Discussion in 'Journalism topics only' started by Johnny Dangerously, Dec 17, 2006.

  1. slappy4428

    slappy4428 Active Member

    JD is not Kevin Scarbinsky... and Kevin Scarbinsky is no JD....
     
  2. SF_Express

    SF_Express Active Member

    Simply because you don't need indents. The extra return between grafs delineates them.

    To put in an indent, you'd have to put a nonbreaking space code, and it's definitely not worth the pain-in-the-ass factor.

    Indents are to designate paragraphs in a format where they're not separated by anything else. They're simply unnecessary on the web.
     
  3. Pagination style doesn't match up with HTML. If there's something like a thin rule separating the last graph from the writer's info, the Web verion isn't going to pick it up.
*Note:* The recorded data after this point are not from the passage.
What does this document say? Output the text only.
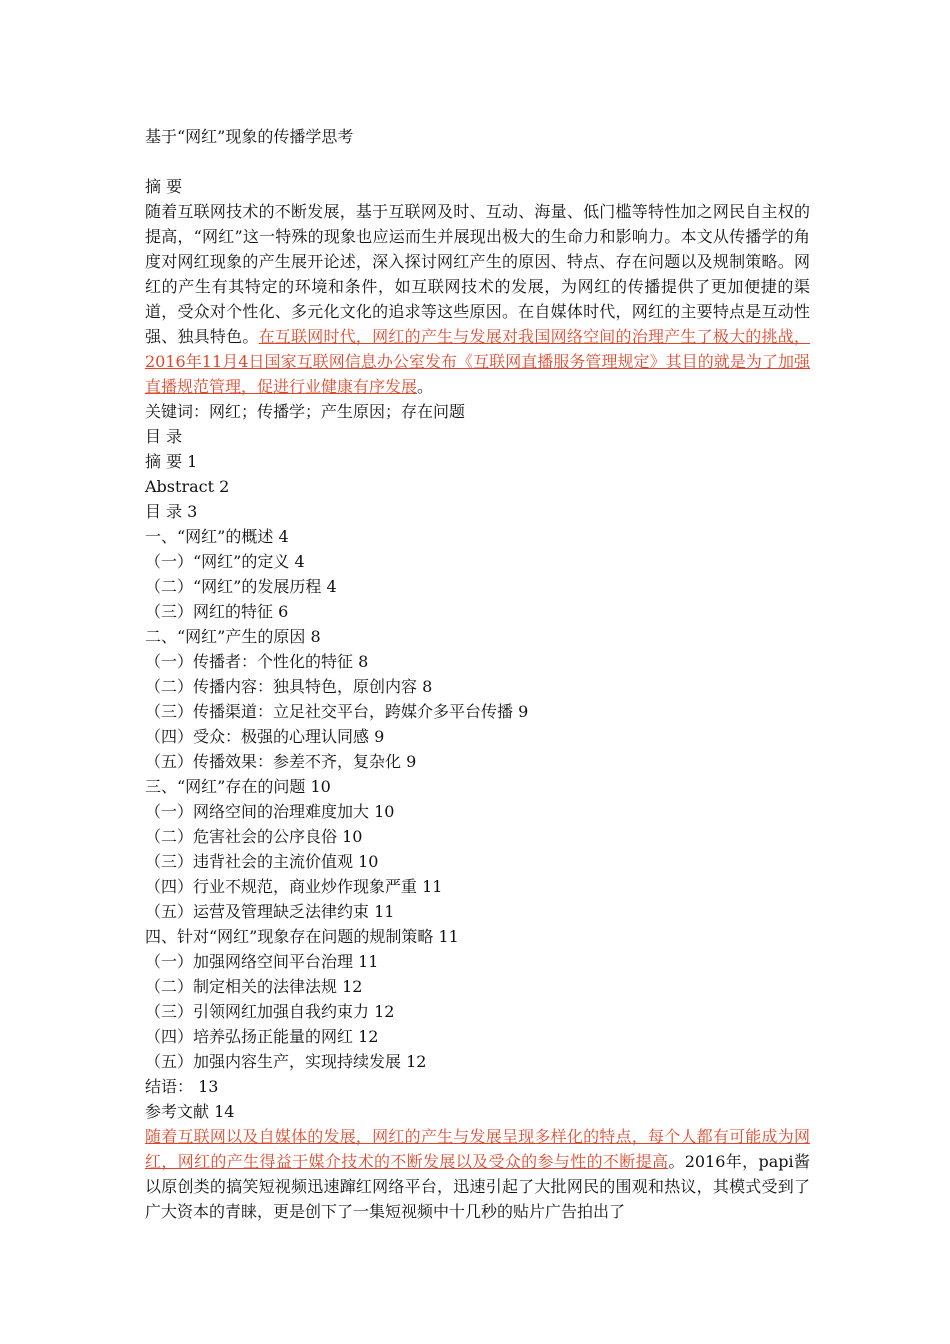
基于“网红”现象的传播学思考
摘 要
随着互联网技术的不断发展，基于互联网及时、互动、海量、低门槛等特性加之网民自主权的提高，“网红”这一特殊的现象也应运而生并展现出极大的生命力和影响力。本文从传播学的角度对网红现象的产生展开论述，深入探讨网红产生的原因、特点、存在问题以及规制策略。网红的产生有其特定的环境和条件，如互联网技术的发展，为网红的传播提供了更加便捷的渠道，受众对个性化、多元化文化的追求等这些原因。在自媒体时代，网红的主要特点是互动性强、独具特色。在互联网时代，网红的产生与发展对我国网络空间的治理产生了极大的挑战，2016年11月4日国家互联网信息办公室发布《互联网直播服务管理规定》其目的就是为了加强直播规范管理，促进行业健康有序发展。
关键词：网红；传播学；产生原因；存在问题
目 录
摘 要 1
Abstract 2
目 录 3
一、“网红”的概述 4
（一）“网红”的定义 4
（二）“网红”的发展历程 4
（三）网红的特征 6
二、“网红”产生的原因 8
（一）传播者：个性化的特征 8
（二）传播内容：独具特色，原创内容 8
（三）传播渠道：立足社交平台，跨媒介多平台传播 9
（四）受众：极强的心理认同感 9
（五）传播效果：参差不齐，复杂化 9
三、“网红”存在的问题 10
（一）网络空间的治理难度加大 10
（二）危害社会的公序良俗 10
（三）违背社会的主流价值观 10
（四）行业不规范，商业炒作现象严重 11
（五）运营及管理缺乏法律约束 11
四、针对“网红”现象存在问题的规制策略 11
（一）加强网络空间平台治理 11
（二）制定相关的法律法规 12
（三）引领网红加强自我约束力 12
（四）培养弘扬正能量的网红 12
（五）加强内容生产，实现持续发展 12
结语： 13
参考文献 14
随着互联网以及自媒体的发展，网红的产生与发展呈现多样化的特点，每个人都有可能成为网红，网红的产生得益于媒介技术的不断发展以及受众的参与性的不断提高。2016年，papi酱以原创类的搞笑短视频迅速蹿红网络平台，迅速引起了大批网民的围观和热议，其模式受到了广大资本的青睐，更是创下了一集短视频中十几秒的贴片广告拍出了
And if the web process is automatic (and the paper doesn't have much of an online staff), then the impetus for change will have to come from the pagination side.
     
  4. Football_Bat

    Football_Bat Well-Known Member

    I knew that. :)

    The biggest beef I have with our web site is the girl in the back who uploads stories has to manually type in headlines, and she can't spell "cat" if you spotted her the C and the A.
     
  5. suburbia

    suburbia Active Member

    At least all your stuff gets online.

    At our paper, the publisher decided a few years ago to limit the website upload to six news stories and six sports stories a day. Since sports is much busier (especially in the late evening) compared to news, the newside people handle the upload.

    Rather than checking with sports to find out which stories are bigger, however, they just pick six randomly. On more than one occasion, a wire filler story or the Digest are put online while bigger stories aren't so much as teased.